5 Major Elements of KYC policy in Anti Money Laundering
KYC policy has five major elements:
5 Major Elements of KYC policy in Anti Money Laundering: The point at which a new customer is accepted or rejected is the easiest point at which the risk of dealing with illegal money can be avoided. By following good customer acceptance policies, dealing with entities and individuals who might engage in illegal transactions can be avoided.
Establishing the identity of customers is central to the KYC policy both for the customer acceptance or rejection decision and for the ongoing monitoring of customer accounts and transactions. By identifying customers effectively, the business is able to deal with them in the appropriate manner.
Verifying that customers are who they say they are is vital to any customer identification procedure. Merely collecting customer information is not enough for an effective KYC policy. Reliable and independent documentation should be used to support and confirm the identification details a customer provides. For example, citing an original primary photographic identification document such as a passport or drivers licence.
Accounts and Transactions Monitoring
In an effective KYC policy, customer accounts and transactions are properly classified in terms of risk and are regularly monitored. Through checks and thresholds, unusual activities, activities by high-risk customers, or suspicious behaviour can be detected and reviewed.

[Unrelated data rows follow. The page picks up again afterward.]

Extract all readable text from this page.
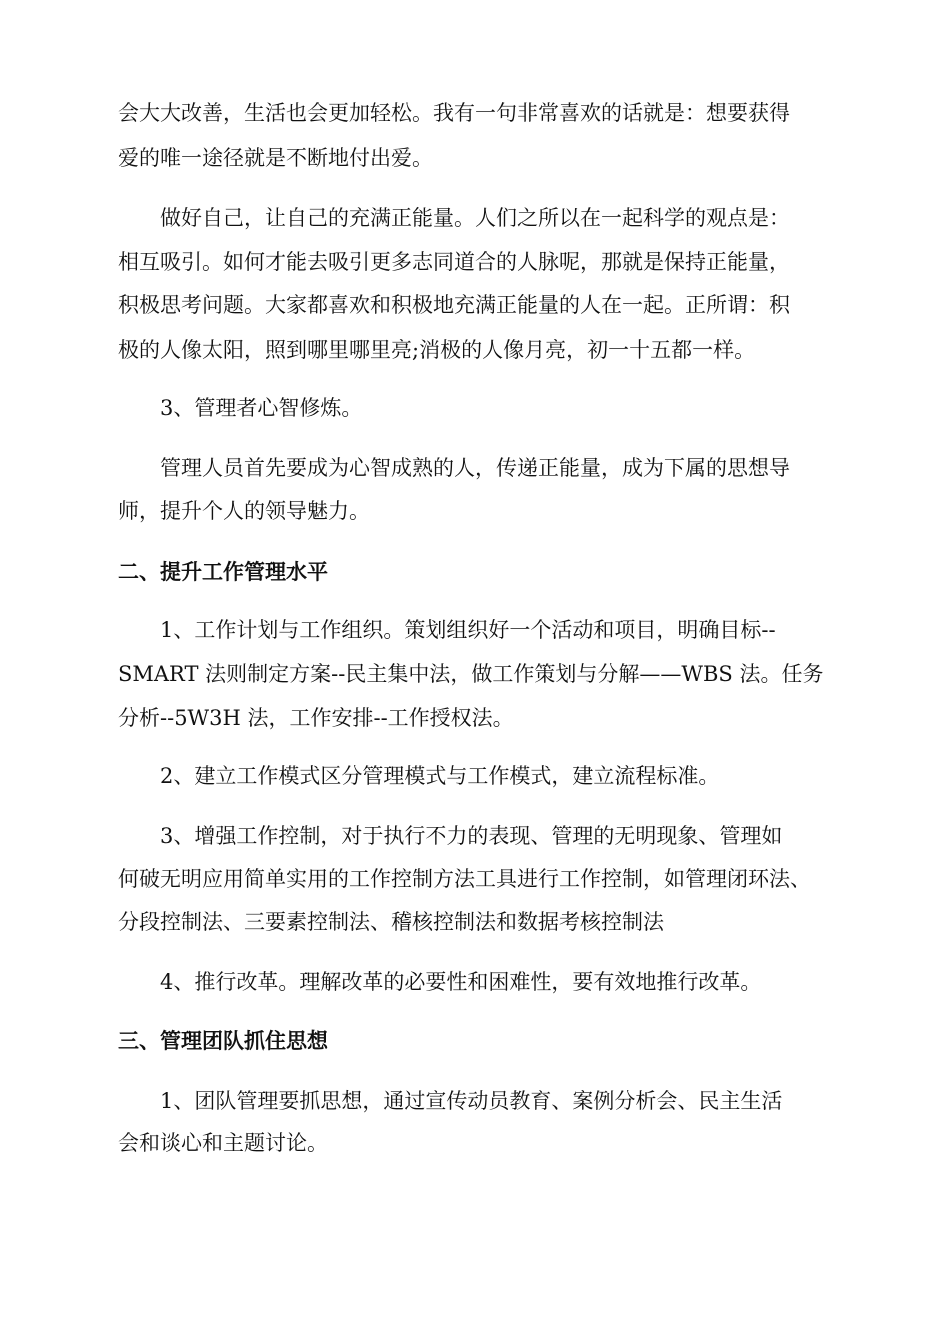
会大大改善，生活也会更加轻松。我有一句非常喜欢的话就是：想要获得
爱的唯一途径就是不断地付出爱。
做好自己，让自己的充满正能量。人们之所以在一起科学的观点是：
相互吸引。如何才能去吸引更多志同道合的人脉呢，那就是保持正能量，
积极思考问题。大家都喜欢和积极地充满正能量的人在一起。正所谓：积
极的人像太阳，照到哪里哪里亮;消极的人像月亮，初一十五都一样。
3、管理者心智修炼。
管理人员首先要成为心智成熟的人，传递正能量，成为下属的思想导
师，提升个人的领导魅力。
二、提升工作管理水平
1、工作计划与工作组织。策划组织好一个活动和项目，明确目标--
SMART 法则制定方案--民主集中法，做工作策划与分解——WBS 法。任务
分析--5W3H 法，工作安排--工作授权法。
2、建立工作模式区分管理模式与工作模式，建立流程标准。
3、增强工作控制，对于执行不力的表现、管理的无明现象、管理如
何破无明应用简单实用的工作控制方法工具进行工作控制，如管理闭环法、
分段控制法、三要素控制法、稽核控制法和数据考核控制法
4、推行改革。理解改革的必要性和困难性，要有效地推行改革。
三、管理团队抓住思想
1、团队管理要抓思想，通过宣传动员教育、案例分析会、民主生活
会和谈心和主题讨论。
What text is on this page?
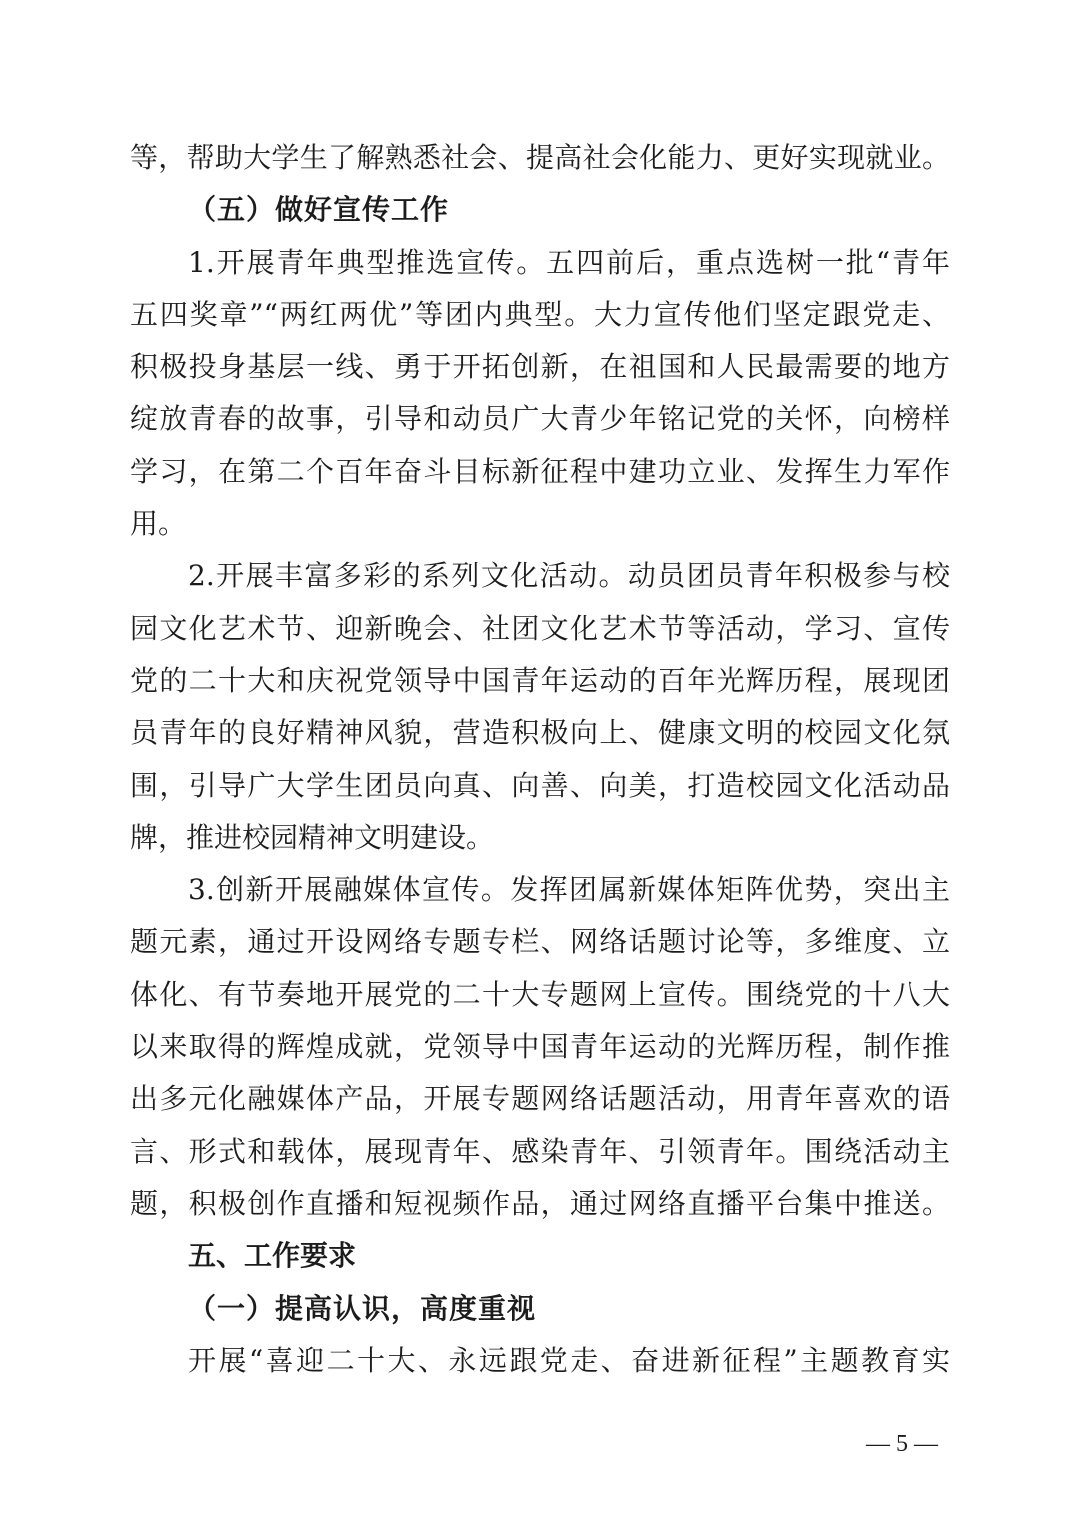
等，帮助大学生了解熟悉社会、提高社会化能力、更好实现就业。
（五）做好宣传工作
1.开展青年典型推选宣传。五四前后，重点选树一批“青年
五四奖章”“两红两优”等团内典型。大力宣传他们坚定跟党走、
积极投身基层一线、勇于开拓创新，在祖国和人民最需要的地方
绽放青春的故事，引导和动员广大青少年铭记党的关怀，向榜样
学习，在第二个百年奋斗目标新征程中建功立业、发挥生力军作
用。
2.开展丰富多彩的系列文化活动。动员团员青年积极参与校
园文化艺术节、迎新晚会、社团文化艺术节等活动，学习、宣传
党的二十大和庆祝党领导中国青年运动的百年光辉历程，展现团
员青年的良好精神风貌，营造积极向上、健康文明的校园文化氛
围，引导广大学生团员向真、向善、向美，打造校园文化活动品
牌，推进校园精神文明建设。
3.创新开展融媒体宣传。发挥团属新媒体矩阵优势，突出主
题元素，通过开设网络专题专栏、网络话题讨论等，多维度、立
体化、有节奏地开展党的二十大专题网上宣传。围绕党的十八大
以来取得的辉煌成就，党领导中国青年运动的光辉历程，制作推
出多元化融媒体产品，开展专题网络话题活动，用青年喜欢的语
言、形式和载体，展现青年、感染青年、引领青年。围绕活动主
题，积极创作直播和短视频作品，通过网络直播平台集中推送。
五、工作要求
（一）提高认识，高度重视
开展“喜迎二十大、永远跟党走、奋进新征程”主题教育实
— 5 —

To ensure that the risks posed by money laundering and other criminal activities are identified, mitigated and managed good risk management practices are essential.
Another objective of the KYC policy is to look past the appearance of the customer and obtain visibility into the sources of the customer’s money. The basic objective is to obtain an understanding of the risk the customer poses to business. Could the customer use the business to facilitate money laundering?